Retailers including Amazon, Apple and Walmart are set to see a hit to revenues as they shutter operations in China while the coronavirus wipes $420 billion (£320 billion) from its economy.
As the number of infections from the deadly coronavirus top 11,000, meaning more people have been infected within a month than they were by SARS in nine months, companies from across the globe with significant operations in the region have scrambled to shut their shops and factories to contain the spread.
Commerce within much of China has already been largely stopped in its tracks since the virus was first reported leading traders to offload shares in companies who have large exposure to China and sell the yuan.

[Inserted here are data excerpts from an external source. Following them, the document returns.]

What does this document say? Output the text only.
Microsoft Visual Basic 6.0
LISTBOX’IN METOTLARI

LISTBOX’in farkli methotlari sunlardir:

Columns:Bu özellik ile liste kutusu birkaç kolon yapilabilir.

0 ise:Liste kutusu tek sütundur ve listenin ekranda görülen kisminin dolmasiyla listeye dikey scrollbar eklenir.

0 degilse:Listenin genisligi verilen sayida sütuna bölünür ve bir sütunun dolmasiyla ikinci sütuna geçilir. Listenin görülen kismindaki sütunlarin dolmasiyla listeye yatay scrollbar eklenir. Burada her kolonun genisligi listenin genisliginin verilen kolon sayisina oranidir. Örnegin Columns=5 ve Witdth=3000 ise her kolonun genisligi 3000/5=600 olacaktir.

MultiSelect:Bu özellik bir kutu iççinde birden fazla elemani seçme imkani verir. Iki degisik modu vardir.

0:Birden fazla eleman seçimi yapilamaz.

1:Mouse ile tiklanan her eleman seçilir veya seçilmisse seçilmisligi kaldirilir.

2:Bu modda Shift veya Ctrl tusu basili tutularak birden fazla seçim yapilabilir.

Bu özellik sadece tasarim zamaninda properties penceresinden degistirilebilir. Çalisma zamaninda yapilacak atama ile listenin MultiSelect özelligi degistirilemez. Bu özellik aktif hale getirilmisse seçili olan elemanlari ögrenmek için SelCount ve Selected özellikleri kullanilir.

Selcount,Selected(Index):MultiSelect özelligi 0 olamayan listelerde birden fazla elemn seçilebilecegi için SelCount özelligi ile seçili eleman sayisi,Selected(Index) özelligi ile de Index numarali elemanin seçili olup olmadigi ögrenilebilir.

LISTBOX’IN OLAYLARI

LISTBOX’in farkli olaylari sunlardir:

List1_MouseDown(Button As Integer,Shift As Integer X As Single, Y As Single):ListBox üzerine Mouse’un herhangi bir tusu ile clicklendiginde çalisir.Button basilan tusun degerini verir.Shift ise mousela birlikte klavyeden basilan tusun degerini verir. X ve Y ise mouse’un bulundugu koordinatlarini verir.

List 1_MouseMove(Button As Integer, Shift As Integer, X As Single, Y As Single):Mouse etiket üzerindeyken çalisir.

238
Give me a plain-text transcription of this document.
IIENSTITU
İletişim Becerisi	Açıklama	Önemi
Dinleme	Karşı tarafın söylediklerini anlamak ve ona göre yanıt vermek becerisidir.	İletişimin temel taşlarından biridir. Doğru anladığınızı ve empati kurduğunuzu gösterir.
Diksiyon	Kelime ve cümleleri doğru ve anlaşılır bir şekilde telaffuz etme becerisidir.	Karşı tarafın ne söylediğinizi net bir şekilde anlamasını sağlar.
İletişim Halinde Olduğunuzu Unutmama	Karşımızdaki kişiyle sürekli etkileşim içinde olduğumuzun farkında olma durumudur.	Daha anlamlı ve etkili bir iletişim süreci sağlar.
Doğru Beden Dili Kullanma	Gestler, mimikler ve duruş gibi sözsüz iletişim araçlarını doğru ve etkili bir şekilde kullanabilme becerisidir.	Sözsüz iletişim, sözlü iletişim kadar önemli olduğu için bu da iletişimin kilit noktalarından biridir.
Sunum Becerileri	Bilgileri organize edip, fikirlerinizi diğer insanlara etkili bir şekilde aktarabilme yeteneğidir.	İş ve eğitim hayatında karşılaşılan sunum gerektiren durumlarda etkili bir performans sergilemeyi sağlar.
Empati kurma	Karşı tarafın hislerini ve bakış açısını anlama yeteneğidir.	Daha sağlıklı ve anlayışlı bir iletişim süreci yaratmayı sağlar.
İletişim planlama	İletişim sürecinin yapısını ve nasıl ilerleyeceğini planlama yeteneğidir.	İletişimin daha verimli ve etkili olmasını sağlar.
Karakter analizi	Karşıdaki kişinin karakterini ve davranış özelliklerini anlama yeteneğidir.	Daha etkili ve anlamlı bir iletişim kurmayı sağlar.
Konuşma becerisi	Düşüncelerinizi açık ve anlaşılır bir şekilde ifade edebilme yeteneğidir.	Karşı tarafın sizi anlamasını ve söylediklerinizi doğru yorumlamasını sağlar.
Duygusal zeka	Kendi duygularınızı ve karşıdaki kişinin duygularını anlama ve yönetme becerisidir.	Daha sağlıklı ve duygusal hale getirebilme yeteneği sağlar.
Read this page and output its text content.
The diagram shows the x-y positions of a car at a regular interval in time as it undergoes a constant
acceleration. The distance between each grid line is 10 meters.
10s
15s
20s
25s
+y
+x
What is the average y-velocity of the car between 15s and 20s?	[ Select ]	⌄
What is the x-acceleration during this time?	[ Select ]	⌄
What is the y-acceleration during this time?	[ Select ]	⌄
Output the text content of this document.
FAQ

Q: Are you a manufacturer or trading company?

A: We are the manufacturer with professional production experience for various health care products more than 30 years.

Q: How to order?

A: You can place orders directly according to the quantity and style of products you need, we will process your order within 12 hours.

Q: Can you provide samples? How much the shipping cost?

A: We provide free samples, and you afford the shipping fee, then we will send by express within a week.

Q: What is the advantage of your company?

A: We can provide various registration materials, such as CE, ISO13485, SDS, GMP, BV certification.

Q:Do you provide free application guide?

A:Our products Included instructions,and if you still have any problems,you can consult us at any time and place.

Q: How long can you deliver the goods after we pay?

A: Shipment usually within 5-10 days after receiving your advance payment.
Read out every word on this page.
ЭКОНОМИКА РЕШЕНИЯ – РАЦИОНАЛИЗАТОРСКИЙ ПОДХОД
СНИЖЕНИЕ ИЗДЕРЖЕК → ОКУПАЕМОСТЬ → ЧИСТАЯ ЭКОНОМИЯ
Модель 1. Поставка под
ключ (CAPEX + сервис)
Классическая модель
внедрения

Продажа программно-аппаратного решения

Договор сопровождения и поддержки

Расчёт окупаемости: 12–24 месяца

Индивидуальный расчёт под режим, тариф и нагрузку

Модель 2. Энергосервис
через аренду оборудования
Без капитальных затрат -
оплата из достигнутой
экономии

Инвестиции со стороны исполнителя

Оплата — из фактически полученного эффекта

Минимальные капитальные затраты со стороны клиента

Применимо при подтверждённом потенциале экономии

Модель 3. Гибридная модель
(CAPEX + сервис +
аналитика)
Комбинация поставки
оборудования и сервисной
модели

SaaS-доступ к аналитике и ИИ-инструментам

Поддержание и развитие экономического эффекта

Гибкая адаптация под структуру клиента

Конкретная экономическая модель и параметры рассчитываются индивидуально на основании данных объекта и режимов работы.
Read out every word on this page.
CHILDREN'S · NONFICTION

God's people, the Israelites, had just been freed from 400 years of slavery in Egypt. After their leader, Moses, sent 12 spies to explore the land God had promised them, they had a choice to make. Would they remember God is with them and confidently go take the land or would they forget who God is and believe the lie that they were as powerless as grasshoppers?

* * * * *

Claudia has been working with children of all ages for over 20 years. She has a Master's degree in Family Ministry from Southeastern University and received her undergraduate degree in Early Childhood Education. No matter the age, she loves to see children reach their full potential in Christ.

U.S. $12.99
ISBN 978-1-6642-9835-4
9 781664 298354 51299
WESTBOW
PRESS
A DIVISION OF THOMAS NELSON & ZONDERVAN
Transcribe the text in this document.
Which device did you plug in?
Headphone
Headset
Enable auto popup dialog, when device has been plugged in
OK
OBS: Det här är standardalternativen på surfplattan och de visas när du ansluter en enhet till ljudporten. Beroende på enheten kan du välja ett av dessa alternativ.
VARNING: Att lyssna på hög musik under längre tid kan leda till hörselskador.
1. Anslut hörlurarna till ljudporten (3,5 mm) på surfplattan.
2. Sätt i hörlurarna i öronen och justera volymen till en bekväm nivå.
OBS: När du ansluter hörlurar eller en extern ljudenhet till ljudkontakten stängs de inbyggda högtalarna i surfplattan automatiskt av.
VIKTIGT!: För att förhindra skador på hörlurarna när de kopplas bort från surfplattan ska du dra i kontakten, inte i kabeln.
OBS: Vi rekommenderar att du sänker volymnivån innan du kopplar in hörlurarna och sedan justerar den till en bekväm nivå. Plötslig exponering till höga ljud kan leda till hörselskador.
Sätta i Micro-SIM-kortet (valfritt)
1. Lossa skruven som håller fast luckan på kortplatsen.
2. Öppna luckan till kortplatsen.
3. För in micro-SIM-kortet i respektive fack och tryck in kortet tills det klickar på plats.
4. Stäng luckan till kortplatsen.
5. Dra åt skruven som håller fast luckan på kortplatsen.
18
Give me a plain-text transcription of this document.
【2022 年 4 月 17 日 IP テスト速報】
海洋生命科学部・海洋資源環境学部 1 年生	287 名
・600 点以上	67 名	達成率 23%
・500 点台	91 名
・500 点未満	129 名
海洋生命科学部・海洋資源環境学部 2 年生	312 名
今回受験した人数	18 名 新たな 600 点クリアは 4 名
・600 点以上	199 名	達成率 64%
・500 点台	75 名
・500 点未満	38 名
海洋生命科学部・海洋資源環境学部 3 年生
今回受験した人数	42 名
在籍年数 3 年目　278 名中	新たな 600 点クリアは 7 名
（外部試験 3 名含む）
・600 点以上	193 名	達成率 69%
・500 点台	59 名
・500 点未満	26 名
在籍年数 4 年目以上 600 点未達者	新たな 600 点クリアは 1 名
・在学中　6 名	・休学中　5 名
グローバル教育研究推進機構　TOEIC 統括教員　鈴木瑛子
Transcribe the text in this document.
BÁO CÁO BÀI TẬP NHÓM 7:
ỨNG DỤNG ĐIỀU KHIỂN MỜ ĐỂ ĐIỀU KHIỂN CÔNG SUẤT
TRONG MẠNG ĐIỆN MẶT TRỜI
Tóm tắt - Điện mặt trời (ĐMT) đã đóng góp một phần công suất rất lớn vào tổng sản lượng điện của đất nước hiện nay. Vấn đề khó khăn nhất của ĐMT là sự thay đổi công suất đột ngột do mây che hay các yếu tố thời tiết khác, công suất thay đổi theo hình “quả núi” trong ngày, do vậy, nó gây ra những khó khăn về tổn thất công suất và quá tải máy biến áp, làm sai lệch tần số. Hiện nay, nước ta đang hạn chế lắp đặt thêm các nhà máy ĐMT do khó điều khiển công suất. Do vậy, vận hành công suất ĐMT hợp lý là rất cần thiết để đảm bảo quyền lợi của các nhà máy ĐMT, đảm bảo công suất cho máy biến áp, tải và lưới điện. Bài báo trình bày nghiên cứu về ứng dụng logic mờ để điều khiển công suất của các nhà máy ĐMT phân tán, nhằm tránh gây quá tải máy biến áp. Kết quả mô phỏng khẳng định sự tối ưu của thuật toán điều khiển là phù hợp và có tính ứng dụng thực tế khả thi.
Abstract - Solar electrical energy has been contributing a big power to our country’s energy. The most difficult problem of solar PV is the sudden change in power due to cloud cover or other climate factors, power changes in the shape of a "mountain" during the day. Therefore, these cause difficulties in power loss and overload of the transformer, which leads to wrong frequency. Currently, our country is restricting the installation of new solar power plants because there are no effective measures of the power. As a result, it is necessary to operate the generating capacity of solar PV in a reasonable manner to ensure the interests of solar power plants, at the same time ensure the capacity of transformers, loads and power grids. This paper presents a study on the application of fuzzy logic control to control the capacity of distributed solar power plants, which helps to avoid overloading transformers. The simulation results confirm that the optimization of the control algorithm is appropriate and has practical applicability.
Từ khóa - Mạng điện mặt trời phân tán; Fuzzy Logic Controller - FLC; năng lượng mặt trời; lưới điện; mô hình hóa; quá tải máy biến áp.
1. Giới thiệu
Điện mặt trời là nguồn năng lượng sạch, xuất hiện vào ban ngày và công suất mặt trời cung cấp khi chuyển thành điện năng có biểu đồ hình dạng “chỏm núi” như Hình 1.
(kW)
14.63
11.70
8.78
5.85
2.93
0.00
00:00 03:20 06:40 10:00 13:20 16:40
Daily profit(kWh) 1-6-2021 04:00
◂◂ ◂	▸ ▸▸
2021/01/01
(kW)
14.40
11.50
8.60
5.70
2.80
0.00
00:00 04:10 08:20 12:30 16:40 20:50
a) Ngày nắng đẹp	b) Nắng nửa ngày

This saw $420 billion (£320 billion) wiped from its benchmark stock index today on the first day of trading since the Chinese Lunar New Year.
Apple announced last week that it would close all of its corporate offices, stores and contact centers in mainland China until at least February 9, leading analysts to predict around 1 million iPhone sales to be delayed.
A slew of companies including Walmart, Amazon, Disney, Tesla, Microsoft, Google, McDonalds and Starbucks have all made similar moves to prevent any travel for employees to and from China and shut operations temporarily.
The closure of stores and factories have led a number of these companies to warn of a potential impact to profitability in the current quarter, subsequently piling pressure on their stocks.
According to the chief executive of the World Travel and Tourism Council Gloria Guevara the 2003 SARS outbreak cost the global economy between $40 billion (£30 billion) and $60 billion (£45 billion) and cost China 2.8 million jobs.
She added that the economic cost of the outbreak is “not related to the virus” but is “related to the panic”, stating that it can take over a year for tourism and spending to fully recover.